One of the indignities of getting older is the way your body’s defenses against microbes begin to break down, leaving you extra vulnerable to infection. Researchers studying the ways these systems change with age refer to them collectively as “immunosenescence,” or, more poetically, the “twilight of immunity.” But even as scientific understanding of the phenomenon has grown over the past decade, the forces driving it remain murky.
One theory is that it all starts in the bone marrow, where a primitive reserve of stem cells replenishes the ranks of blood and immune cells to the tune of about 500 billion new cells every day.
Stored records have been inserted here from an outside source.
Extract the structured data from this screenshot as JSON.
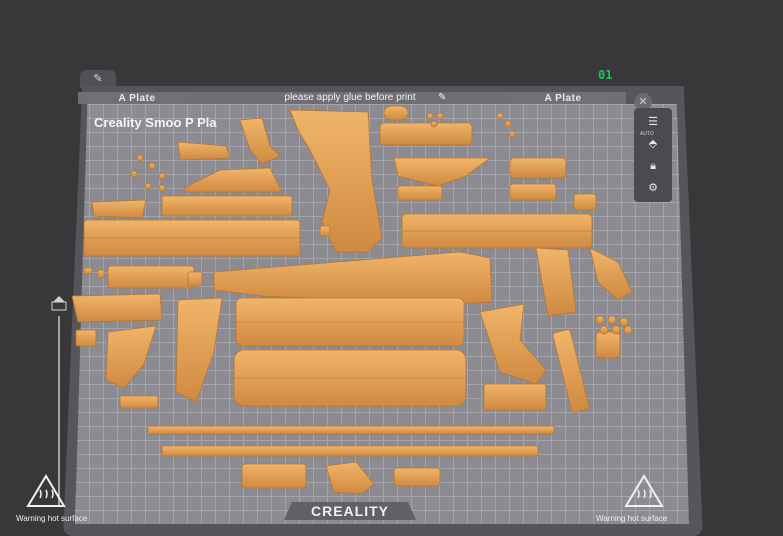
{
  "plate": {
    "id": "01",
    "label_left": "A Plate",
    "label_right": "A Plate",
    "glue_note": "please apply glue before print",
    "title": "Creality Smoo  P  Pla",
    "logo": "CREALITY",
    "warning_left": "Warning hot surface",
    "warning_right": "Warning hot surface"
  },
  "toolbar": {
    "auto_label": "AUTO"
  },
  "colors": {
    "background": "#38383b",
    "bed": "#8b8b91",
    "grid": "#a4a4aa",
    "part_fill": "#e8a55a",
    "part_shade": "#c9853b",
    "plate_id": "#21c05a"
  },
  "icons": {
    "edit": "pencil-icon",
    "glue_edit": "pencil-icon",
    "close": "close-icon",
    "list": "list-icon",
    "auto_orient": "auto-orient-icon",
    "lock": "lock-icon",
    "settings": "gear-icon",
    "warning": "hot-surface-warning-icon"
  }
}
Some of these hematopoietic stem cells, or HSCs, are more likely to become long-lived stewards of immune memory like B cells and T cells; others are more likely to give rise to blood cells and front-line immune defenders. They all work in concert to get the balance right. As people age, though, one lineage of HSCs starts to dominate, throwing the equilibrium off-kilter.
On Wednesday, a team of scientists at Stanford University and the National Institutes of Health Rocky Mountain Laboratories reported in Nature that this age-associated imbalance in HSCs is to blame for a cascade of downstream declines in immune function. And by restoring a youthful balance of these cells with injections of antibodies, they were able to rejuvenate the immune systems of older mice — enabling them to better fend off viral attacks.